I thought of that post, and that smell, again today when I read about a new project, this time on behalf of Burger King’s Whopper. We’ll get to the campaign in a second, but first a quick comparison of the advertising interface itself. There’s a mini website, and a promotional deal, but so far no big adverts or street displays. The website is far more understated than the complex design-your-own-burger page set up by Wendy’s last year, and there are few platform’s targeted.

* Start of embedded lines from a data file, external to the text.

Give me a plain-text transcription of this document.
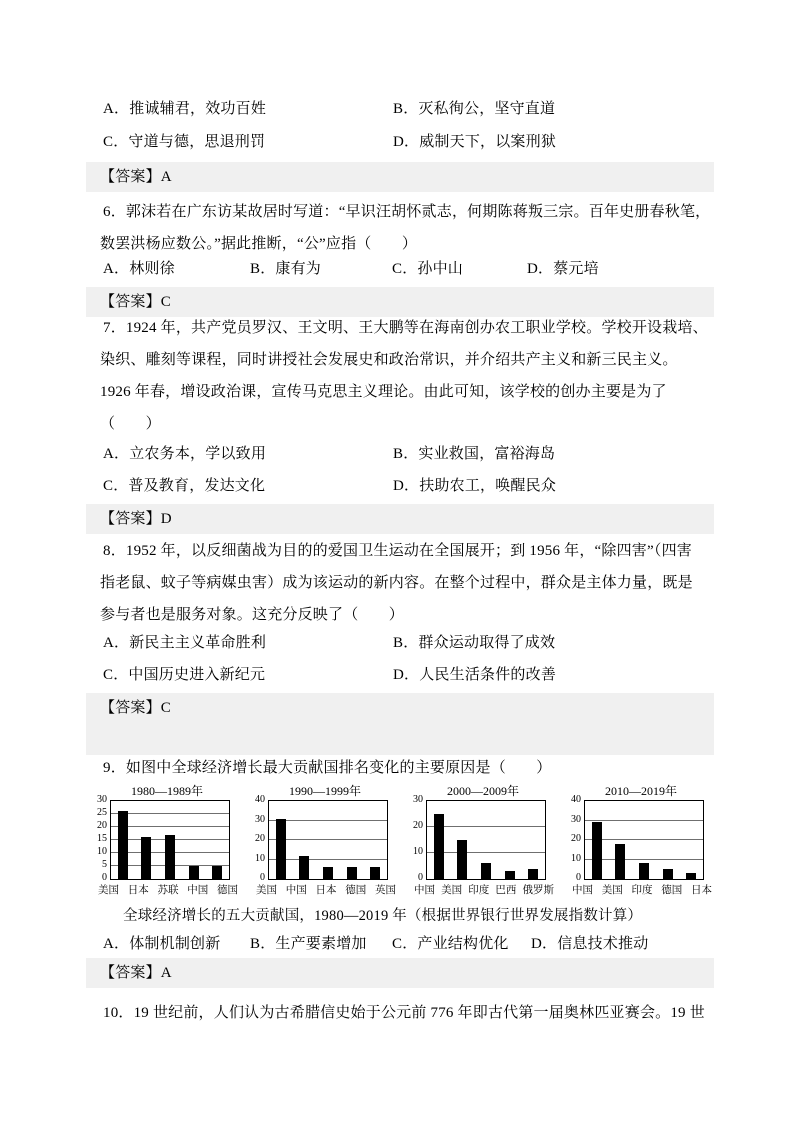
A．推诚辅君，效功百姓	B．灭私徇公，坚守直道
C．守道与德，思退刑罚	D．威制天下，以案刑狱
【答案】A
6．郭沫若在广东访某故居时写道：“早识汪胡怀贰志，何期陈蒋叛三宗。百年史册春秋笔，
数罢洪杨应数公。”据此推断，“公”应指（　　）
A．林则徐	B．康有为	C．孙中山	D．蔡元培
【答案】C
7．1924 年，共产党员罗汉、王文明、王大鹏等在海南创办农工职业学校。学校开设栽培、
染织、雕刻等课程，同时讲授社会发展史和政治常识，并介绍共产主义和新三民主义。
1926 年春，增设政治课，宣传马克思主义理论。由此可知，该学校的创办主要是为了
（　　）
A．立农务本，学以致用	B．实业救国，富裕海岛
C．普及教育，发达文化	D．扶助农工，唤醒民众
【答案】D
8．1952 年，以反细菌战为目的的爱国卫生运动在全国展开；到 1956 年，“除四害”（四害
指老鼠、蚊子等病媒虫害）成为该运动的新内容。在整个过程中，群众是主体力量，既是
参与者也是服务对象。这充分反映了（　　）
A．新民主主义革命胜利	B．群众运动取得了成效
C．中国历史进入新纪元	D．人民生活条件的改善
【答案】C
9．如图中全球经济增长最大贡献国排名变化的主要原因是（　　）
1980—1989年
0
5
10
15
20
25
30
美国 日本 苏联 中国 德国
1990—1999年
0
10
20
30
40
美国 中国 日本 德国 英国
2000—2009年
0
10
20
30
中国 美国 印度 巴西 俄罗斯
2010—2019年
0
10
20
30
40
中国 美国 印度 德国 日本
全球经济增长的五大贡献国，1980—2019 年（根据世界银行世界发展指数计算）
A．体制机制创新 B．生产要素增加 C．产业结构优化 D．信息技术推动
【答案】A
10．19 世纪前，人们认为古希腊信史始于公元前 776 年即古代第一届奥林匹亚赛会。19 世
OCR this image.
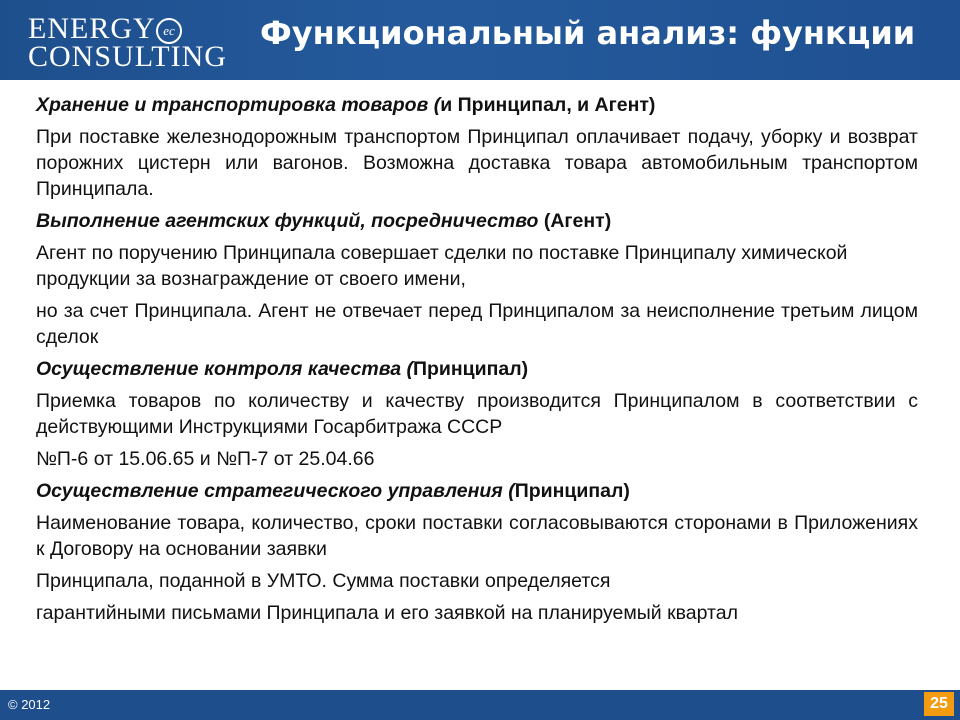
ENERGY ec
CONSULTING
Функциональный анализ: функции

Хранение и транспортировка товаров (и Принципал, и Агент)

При поставке железнодорожным транспортом Принципал оплачивает подачу, уборку и возврат порожних цистерн или вагонов. Возможна доставка товара автомобильным транспортом Принципала.

Выполнение агентских функций, посредничество (Агент)

Агент по поручению Принципала совершает сделки по поставке Принципалу химической продукции за вознаграждение от своего имени,

но за счет Принципала. Агент не отвечает перед Принципалом за неисполнение третьим лицом сделок

Осуществление контроля качества (Принципал)

Приемка товаров по количеству и качеству производится Принципалом в соответствии с действующими Инструкциями Госарбитража СССР

№П-6 от 15.06.65 и №П-7 от 25.04.66

Осуществление стратегического управления (Принципал)

Наименование товара, количество, сроки поставки согласовываются сторонами в Приложениях к Договору на основании заявки

Принципала, поданной в УМТО. Сумма поставки определяется

гарантийными письмами Принципала и его заявкой на планируемый квартал

© 2012	25
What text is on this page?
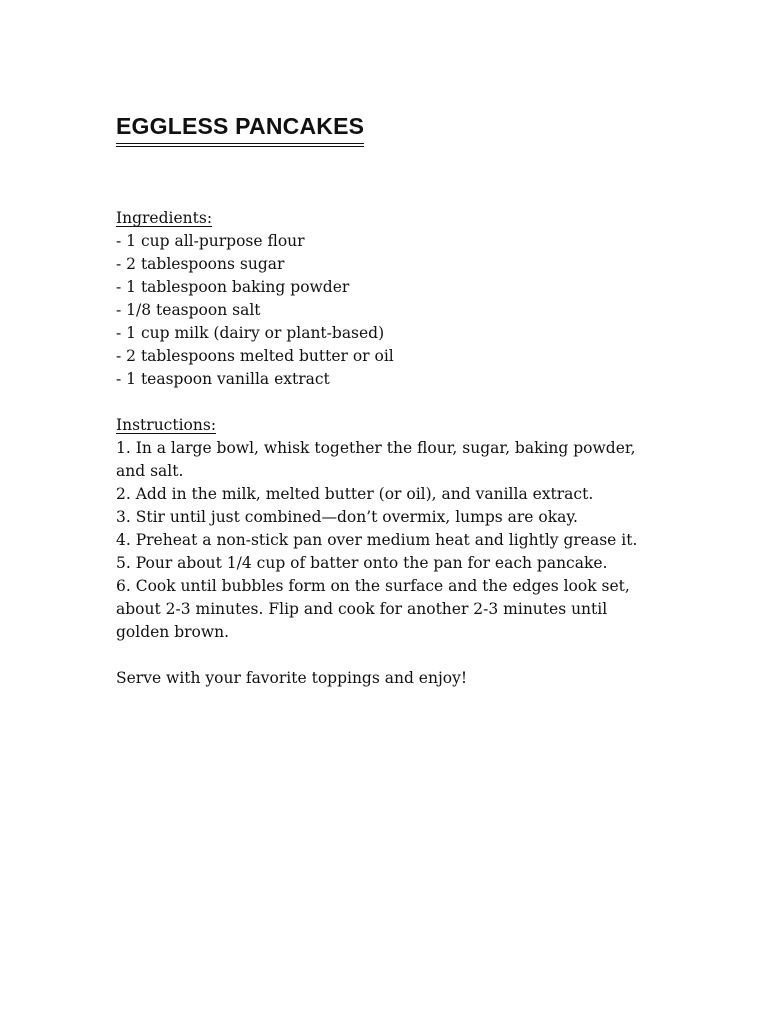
EGGLESS PANCAKES
Ingredients:
- 1 cup all-purpose flour
- 2 tablespoons sugar
- 1 tablespoon baking powder
- 1/8 teaspoon salt
- 1 cup milk (dairy or plant-based)
- 2 tablespoons melted butter or oil
- 1 teaspoon vanilla extract
Instructions:
1. In a large bowl, whisk together the flour, sugar, baking powder, and salt.
2. Add in the milk, melted butter (or oil), and vanilla extract.
3. Stir until just combined—don’t overmix, lumps are okay.
4. Preheat a non-stick pan over medium heat and lightly grease it.
5. Pour about 1/4 cup of batter onto the pan for each pancake.
6. Cook until bubbles form on the surface and the edges look set, about 2-3 minutes. Flip and cook for another 2-3 minutes until golden brown.

Serve with your favorite toppings and enjoy!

Now Wendy’s and BK are competing for a similar audience of 18-25 year olds, but that audience has dramatically shifted in its attitudes to social media in the time between the campaigns. Where Burt, or I, or our peers were all gung-ho about social media in 2007–more impressions, more platforms was always better–the tide has now turned, with young people annoyed by the frenzy and lack of control that has infiltrated networks like Facebook as they’ve opened up to adult users and corporate sponsors. The personal, intimate connection with real world peers that drew most of us to these networks is fading. Facebook’s not so useful when you have all kinds of ‘friends’ you would never really want to call or see in person cluttering your news feed with their minute-by-minute updates.

THAT’s the key insight, in fact, behind the BK campaign, called the Whopper sacrifice. Realizing that young people are now losing interest in Facebook, BK is offering a Whopper to anyone who will delete 10 friends. In a clever little twist, they’re using a Facebook app to do it.

Put the two campaigns together and you realize what they share is the symbiosis between fast food retailers and adolescent cultures. That’s nothing new: Al’s diner on Happy Days, anyone? Indeed, new technologies aside, there’s a lot in the digital environment that echoes the analog age.